Dos sonhos sonhados
Nesse dia a dia cíclico, percebo assuntos reaparecerem com outras vestes, noutras conversas, com outras pessoas. Mas basta atentar-me para entender que lá estou eu novamente falando sobre temas já discutidos, alguns que causaram sofrimento, outros que pareciam não ter mais sentido.
É como passear sempre pelo mesmo caminho e, em cada outono, recolher uma folha seca do chão. Quem de longe vê, talvez suponha uma cena igual a tantas outras de tantos outros outonos anteriores, mas não. A pessoa que carrega a nova folha seca perceberá nela nervuras que as outras não tinham, talvez a textura, a cor e o formato da folha também não se assemelhem aos das folhas antigas.

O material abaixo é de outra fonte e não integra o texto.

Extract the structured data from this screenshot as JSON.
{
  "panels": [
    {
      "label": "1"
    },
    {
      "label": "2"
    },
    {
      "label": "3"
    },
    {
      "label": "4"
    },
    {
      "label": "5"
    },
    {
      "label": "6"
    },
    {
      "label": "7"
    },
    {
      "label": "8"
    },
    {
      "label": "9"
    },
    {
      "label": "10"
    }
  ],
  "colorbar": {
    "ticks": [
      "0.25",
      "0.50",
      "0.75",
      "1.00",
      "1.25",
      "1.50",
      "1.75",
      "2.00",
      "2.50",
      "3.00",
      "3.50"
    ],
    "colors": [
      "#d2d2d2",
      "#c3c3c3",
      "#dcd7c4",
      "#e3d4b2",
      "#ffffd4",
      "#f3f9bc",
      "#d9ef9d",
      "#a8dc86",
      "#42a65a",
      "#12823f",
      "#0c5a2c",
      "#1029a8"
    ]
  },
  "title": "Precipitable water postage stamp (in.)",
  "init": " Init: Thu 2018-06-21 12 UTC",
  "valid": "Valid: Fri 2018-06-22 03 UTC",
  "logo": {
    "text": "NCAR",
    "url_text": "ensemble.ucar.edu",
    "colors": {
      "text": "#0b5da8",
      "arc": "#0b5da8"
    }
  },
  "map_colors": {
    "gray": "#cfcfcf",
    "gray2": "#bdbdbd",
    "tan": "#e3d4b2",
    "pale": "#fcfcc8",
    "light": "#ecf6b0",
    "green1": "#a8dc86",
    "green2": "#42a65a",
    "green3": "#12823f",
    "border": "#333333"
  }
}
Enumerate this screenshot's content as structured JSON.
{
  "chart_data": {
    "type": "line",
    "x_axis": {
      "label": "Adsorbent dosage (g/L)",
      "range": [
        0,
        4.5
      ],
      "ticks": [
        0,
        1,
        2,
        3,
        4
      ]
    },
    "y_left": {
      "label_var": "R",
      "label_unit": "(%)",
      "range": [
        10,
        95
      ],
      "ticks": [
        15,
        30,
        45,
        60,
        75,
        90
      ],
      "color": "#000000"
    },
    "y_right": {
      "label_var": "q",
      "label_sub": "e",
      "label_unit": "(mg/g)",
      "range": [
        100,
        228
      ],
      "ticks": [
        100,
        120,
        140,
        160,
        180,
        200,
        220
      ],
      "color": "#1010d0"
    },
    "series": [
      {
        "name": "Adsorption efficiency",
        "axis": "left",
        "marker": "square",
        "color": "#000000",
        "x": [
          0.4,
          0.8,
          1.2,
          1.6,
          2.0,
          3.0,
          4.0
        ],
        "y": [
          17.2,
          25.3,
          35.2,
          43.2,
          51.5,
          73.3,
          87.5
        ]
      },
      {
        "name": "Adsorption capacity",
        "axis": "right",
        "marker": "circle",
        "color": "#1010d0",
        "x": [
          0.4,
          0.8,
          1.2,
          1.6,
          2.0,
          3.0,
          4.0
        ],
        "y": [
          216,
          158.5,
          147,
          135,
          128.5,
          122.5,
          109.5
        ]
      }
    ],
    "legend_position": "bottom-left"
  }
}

Por pensar na aparente repetição das cenas, acabo sonhando com conversas que tive ao longo do dia frequentemente. E, na maior parte dos sonhos, não sou protagonista, mas narradora em terceira pessoa. Assisto à minha história como se visse um filme sentada numa confortável poltrona de cinema. Talvez o sonho sirva para isto, afinal, para nos ajudar a entender ou revelar aquilo que nossas travas morais e sentimentais não nos permitem enxergar.
Há algumas noites, num dos sonhos em que era protagonista, sonhei que morava numa pequena cidade uruguaia. Não sei dizer se a cidade realmente existe, tampouco consigo entender por que uruguaia. Enfim, era uma mulher de aproximadamente 50 anos e morava nessa cidadezinha. Lembro-me de caminhar pelos paralelepípedos de uma rua larga que terminava numa rotatória, o ponto onde as pessoas da cidade se encontravam. Ali estava um trio de jazz — contrabaixo acústico, saxofone e bateria — e algumas pessoas dançavam em torno dele. Havia bebida, sons de de passos indo e vindo, garçons, risadas, crianças correndo. E eu era conhecida de todos ali. Por onde passava, as pessoas me cumprimentavam, acenavam, me abraçavam.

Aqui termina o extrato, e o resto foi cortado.